Offenbach am Main (ots) –
Prostatakrebs betrifft jeden 5. Mann. Damit gehört er zu den größten Gesundheitsbedrohungen unserer Zeit und trotzdem gibt es bisher keine Lösung für das Problem.
Das könnte sich nun ändern. Ein neues Behandlungsverfahren, entwickelt in der VITUS Privatklinik in Offenbach, nutzt das körpereigene Immunsystem zu Zerstörung von Krebszellen nicht nur in der Prostata, sondern im ganzen Körper. Ähnlich einer Impfung gegen das Coronavirus. Das kann die Bildung von Metastasen verhindern oder schon vorhandene Metastasen zerstören – und damit potentiell zu einer Heilung der Krebserkrankung führen.
Bekannt wurde die VITUS Privatklinik in Offenbach durch ihren medizinischen Direktor, Prof. Dr. mult. Michael K. Stehling, einen der führenden Experten für Prostatakrebs weltweit.
Warum etablierte Therapien bei Prostatakrebs meist versagen
Konventionelle Behandlungen, wie die chirurgische Entfernung der Prostata, sind meist unwirksam. Ja. Sie haben richtig verstanden. Nur einer von im Mittel 15 Männern, bei denen die Prostata entfernt wird, lebt durch die Behandlung länger – die anderen 14 operierten Männer leben, mit oder ohne Behandlung, gleich lang. Aber alle operierten Männer leiden unter mehr oder minder starken Nebenwirkungen wie Impotenz und Inkontinenz. So zu lesen in der S3-Leitlinie Prostatakrebs der Deutschen Gesellschaft für Urologie.

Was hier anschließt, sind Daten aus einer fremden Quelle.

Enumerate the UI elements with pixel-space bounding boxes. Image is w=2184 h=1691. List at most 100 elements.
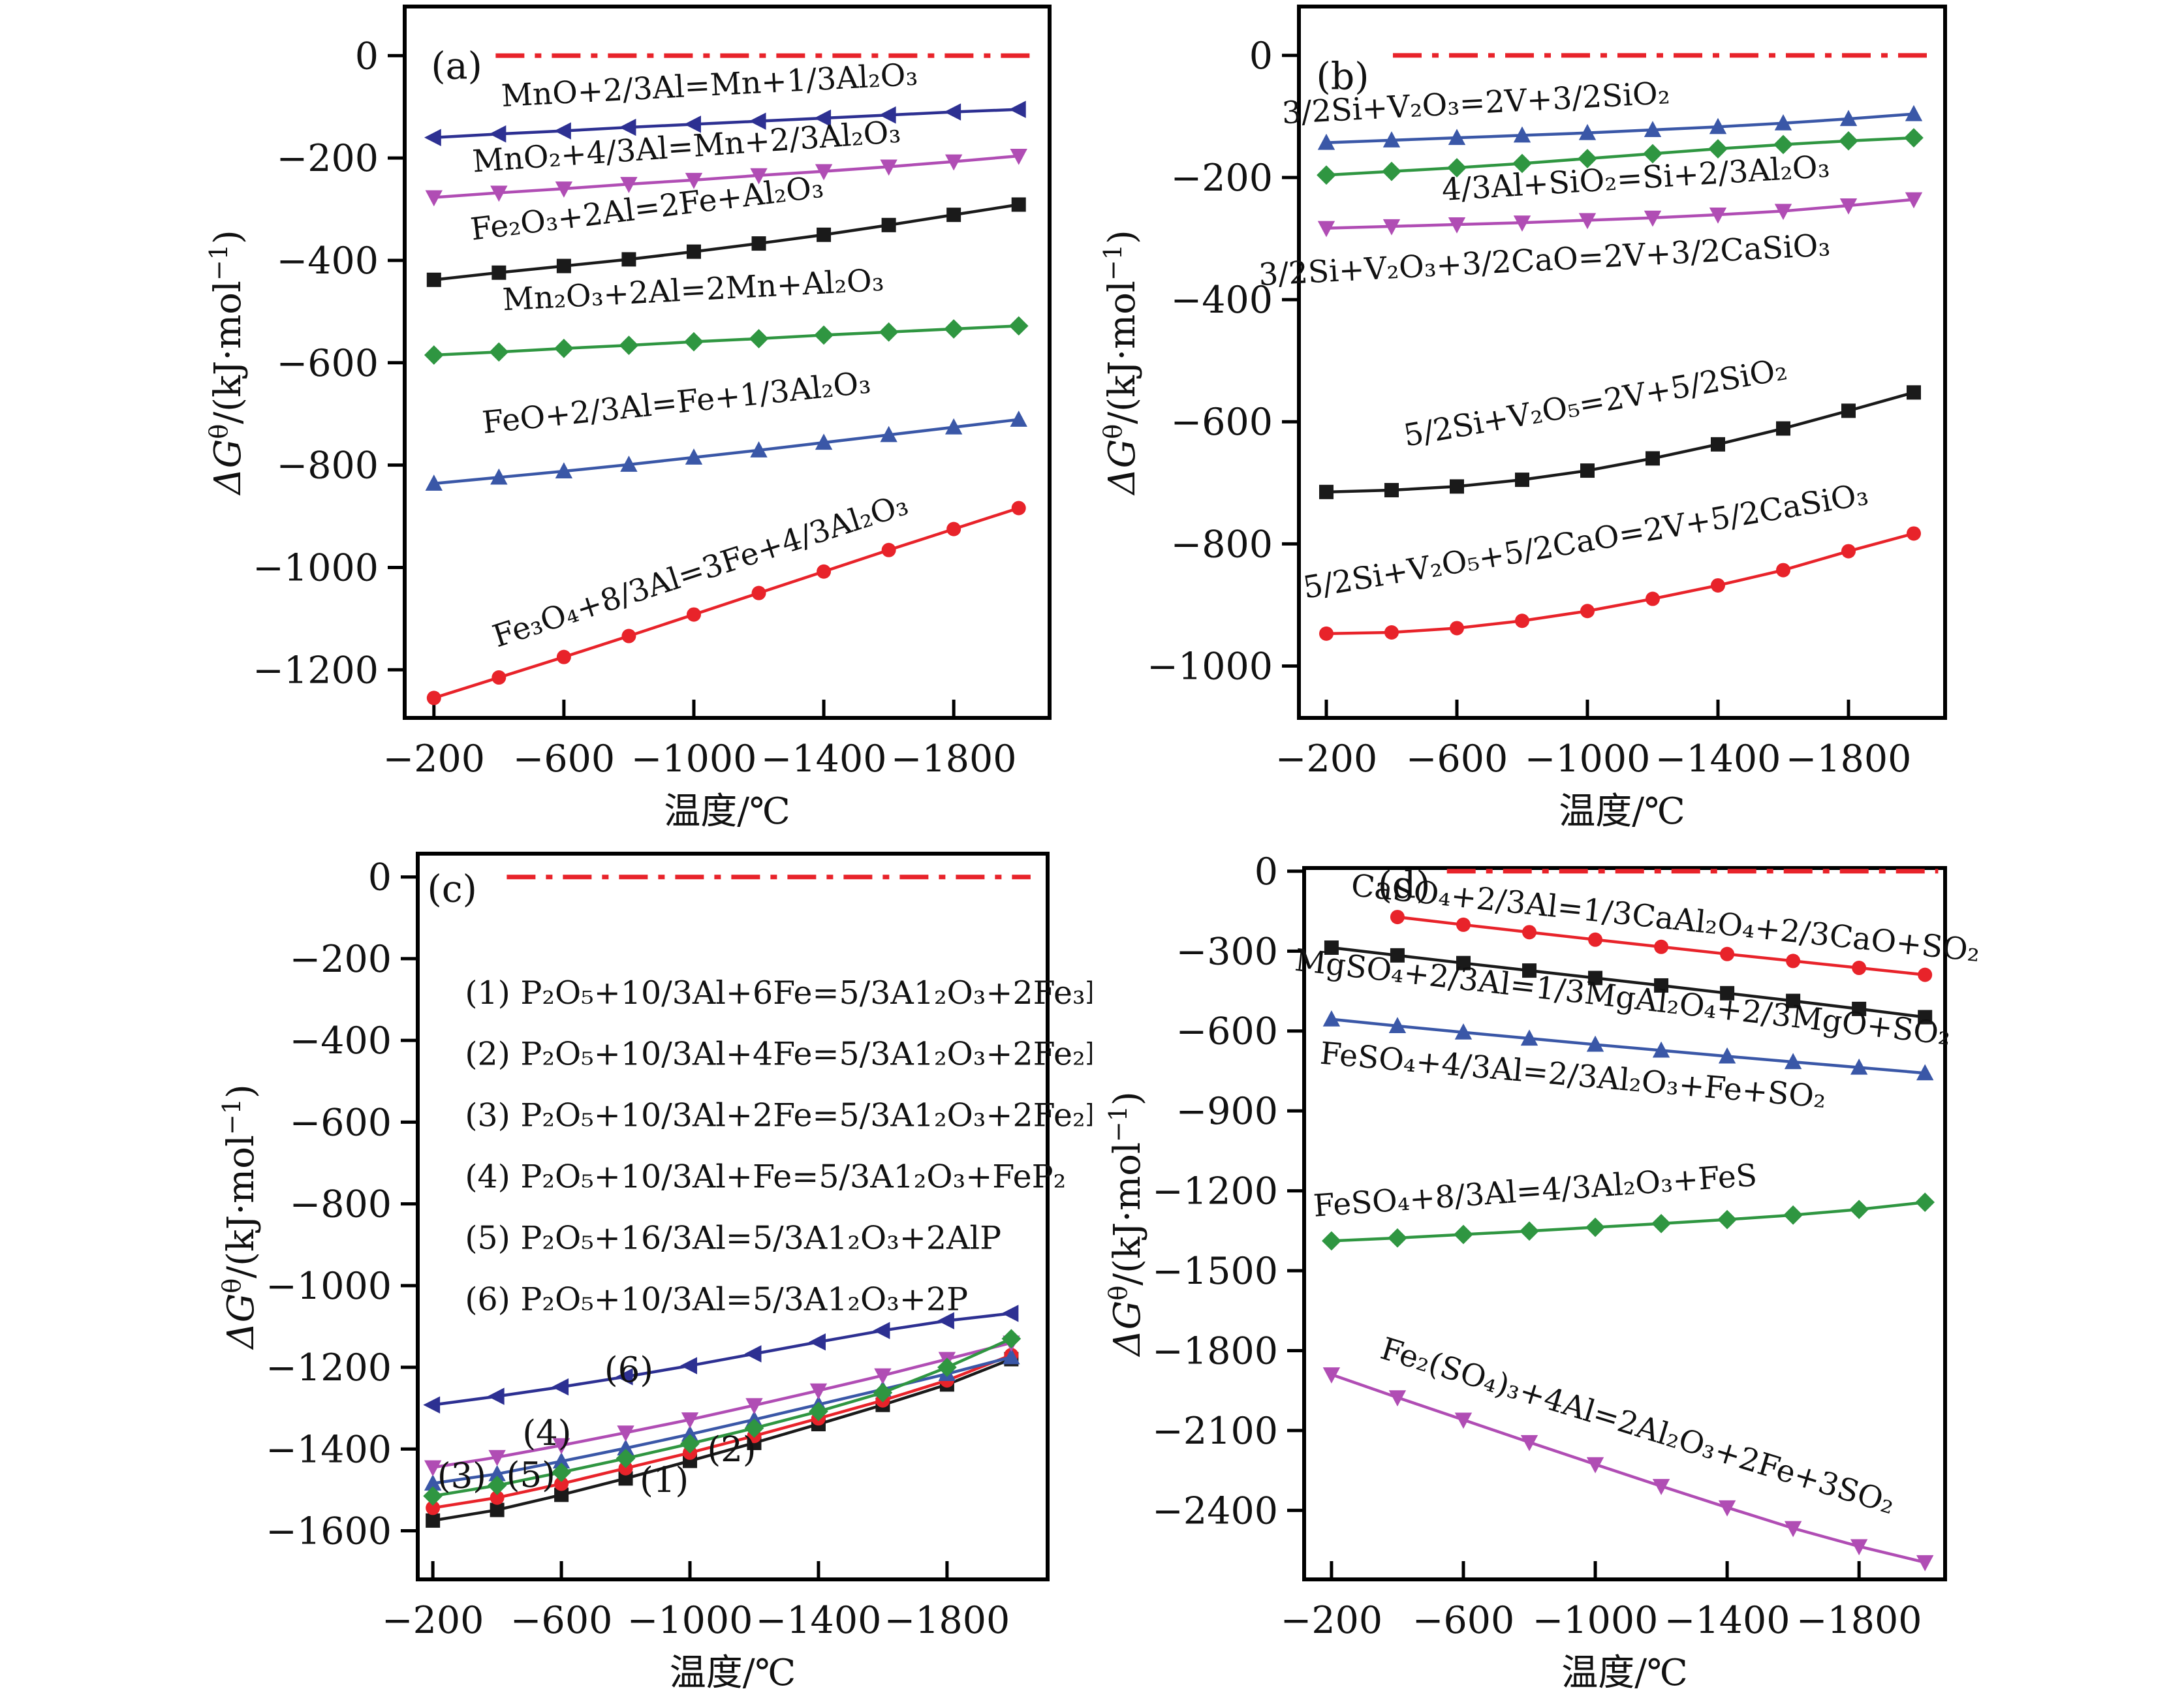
marker-triangle-up [555,462,573,479]
series-2: MgSO₄+2/3Al=1/3MgAl₂O₄+2/3MgO+SO₂ [1293,940,1953,1053]
chart-panel-c: 0 −200 −400 −600 −800 −1000 −1200 −1400 −1600 −20… [217,852,1092,1691]
marker-circle [621,628,636,644]
marker-circle [1786,954,1801,969]
marker-diamond [423,1486,443,1506]
marker-diamond [1388,1228,1407,1248]
legend-line: (3) P₂O₅+10/3Al+2Fe=5/3A1₂O₃+2Fe₂P [465,1097,1092,1134]
y-tick-label: −1600 [266,1510,392,1553]
marker-diamond [1520,1221,1539,1241]
y-tick-label: −400 [1170,279,1273,322]
curve-number-label: (4) [522,1414,571,1453]
marker-triangle-up [1784,1053,1802,1070]
marker-diamond [1322,1231,1341,1251]
marker-diamond [1578,149,1597,168]
marker-circle [1580,604,1595,619]
marker-circle [1654,939,1669,954]
marker-diamond [873,1383,893,1403]
series-line [432,1357,1012,1523]
chart-panel-d: 0−300−600−900−1200−1500−1800−2100−2400−2… [1104,850,1982,1691]
x-tick-label: −1000 [1525,737,1651,781]
y-tick-label: −800 [289,1183,392,1226]
marker-circle [1918,967,1933,982]
marker-circle [1515,613,1529,628]
x-axis-title: 温度/℃ [670,1652,796,1691]
marker-square [426,272,441,287]
y-axis: 0 −200 −400 −600 −800 −1000 −1200 [253,35,405,692]
series-line [433,506,1020,700]
marker-triangle-down [685,172,703,189]
marker-triangle-left [944,103,961,121]
marker-circle [1450,621,1464,636]
marker-triangle-up [880,426,897,442]
marker-triangle-down [1652,1479,1670,1495]
marker-triangle-down [1839,198,1858,215]
marker-triangle-up [1322,1010,1341,1027]
marker-circle [1711,578,1725,593]
reaction-label: MnO+2/3Al=Mn+1/3Al₂O₃ [501,57,919,114]
marker-triangle-down [1382,219,1401,236]
y-tick-label: −600 [289,1101,392,1144]
marker-diamond [1447,158,1467,178]
series-5: FeO+2/3Al=Fe+1/3Al₂O₃ [425,365,1027,491]
marker-triangle-left [744,1345,762,1363]
marker-diamond [937,1357,957,1377]
marker-circle [1522,925,1537,940]
marker-triangle-down [617,1425,634,1442]
x-axis-title: 温度/℃ [1559,790,1685,833]
marker-diamond [744,1418,764,1438]
plot-frame [1302,866,1947,1581]
marker-triangle-up [424,1474,442,1491]
marker-square [1450,479,1464,494]
marker-triangle-down [490,185,508,202]
y-tick-label: −800 [276,444,379,488]
marker-triangle-left [554,122,571,140]
series-line [433,418,1019,486]
marker-diamond [1317,165,1336,185]
marker-triangle-left [424,129,441,146]
series-6 [423,1305,1019,1414]
x-tick-label: −1400 [1664,1599,1790,1642]
x-tick-label: −1000 [1533,1599,1659,1642]
marker-circle [1907,526,1921,541]
marker-triangle-down [1520,1435,1538,1451]
y-tick-label: −400 [289,1019,392,1063]
marker-triangle-down [815,164,833,181]
y-tick-label: −2400 [1152,1489,1278,1532]
marker-square [1390,948,1405,963]
marker-diamond [1585,1217,1605,1237]
y-tick-label: −200 [289,938,392,981]
marker-square [490,1502,505,1517]
x-tick-label: −1800 [1786,737,1912,781]
marker-triangle-down [1718,1500,1736,1517]
x-tick-label: −1800 [884,1599,1010,1642]
marker-triangle-left [809,1333,826,1351]
marker-triangle-up [490,468,508,485]
y-tick-label: −1000 [253,546,379,589]
marker-diamond [489,342,509,362]
marker-square [1711,437,1725,452]
x-tick-label: −200 [1281,1599,1383,1642]
reaction-label: FeO+2/3Al=Fe+1/3Al₂O₃ [480,365,872,441]
y-tick-label: 0 [1249,35,1273,78]
marker-triangle-up [1774,114,1792,131]
marker-triangle-left [879,106,896,124]
marker-square [1654,978,1669,993]
marker-triangle-down [1774,204,1792,221]
legend-line: (1) P₂O₅+10/3Al+6Fe=5/3A1₂O₃+2Fe₃P [465,974,1092,1012]
series-line [1331,1200,1926,1243]
marker-circle [1384,625,1399,640]
marker-triangle-down [1709,208,1727,224]
marker-triangle-up [1905,104,1923,121]
marker-diamond [1454,1224,1473,1245]
marker-square [1515,473,1529,488]
marker-triangle-up [1916,1064,1934,1081]
marker-diamond [1708,139,1728,159]
series-line [432,1337,1012,1498]
marker-square [1918,1010,1933,1025]
marker-circle [490,1490,505,1505]
marker-diamond [1512,153,1532,174]
marker-triangle-up [1578,123,1597,140]
marker-circle [1011,501,1026,516]
marker-triangle-up [620,456,638,472]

Warum ist das so? Krebszellen sind mobil. Schon sehr früh in der Entwicklung eines Prostatakarzinoms, wenn dieses die Größe eines kleinen Salzkornes hat, entwickeln sich Gefäße im Tumor – so versorgt sich der Tumor mit Nährstoffen. Und sobald dies geschehen ist, kriechen Tumorzellen aktiv in die Gefäße und werden vom Blutstrom weggeschwemmt – und über das Gefäßsystem im ganzen Körper verteilt (siehe Abbildung 1). Wenn sie die Blutgefäße verlassen bilden sie Mikrometastasen, kleine Tumorzellhaufen, die viel zu klein sind, um mit bildgebenden Methoden wie MRT (Magnetresonanztomographie) oder PET (Positronenemissionstomographie) nachgewiesen zu werden.
In den Mikrometastasen können Tumorzellen für Jahre und ggf. Jahrzehnte überleben, lange nachdem der Primärtumor, aus dem sie stammen, entfernt wurde. Nach vielen Jahren des „Winterschlafs“ können die Mikrometastasen dann plötzlich zu gefährlichen und letztendlich tödlichen Makrometastasen heranwachsen. Auslöser dieses Wachstumsschubes können genetische Veränderungen in den Tumorzellen, eine Schwäche des Immunsystems aber auch metabolische und hormonelle Reize sein.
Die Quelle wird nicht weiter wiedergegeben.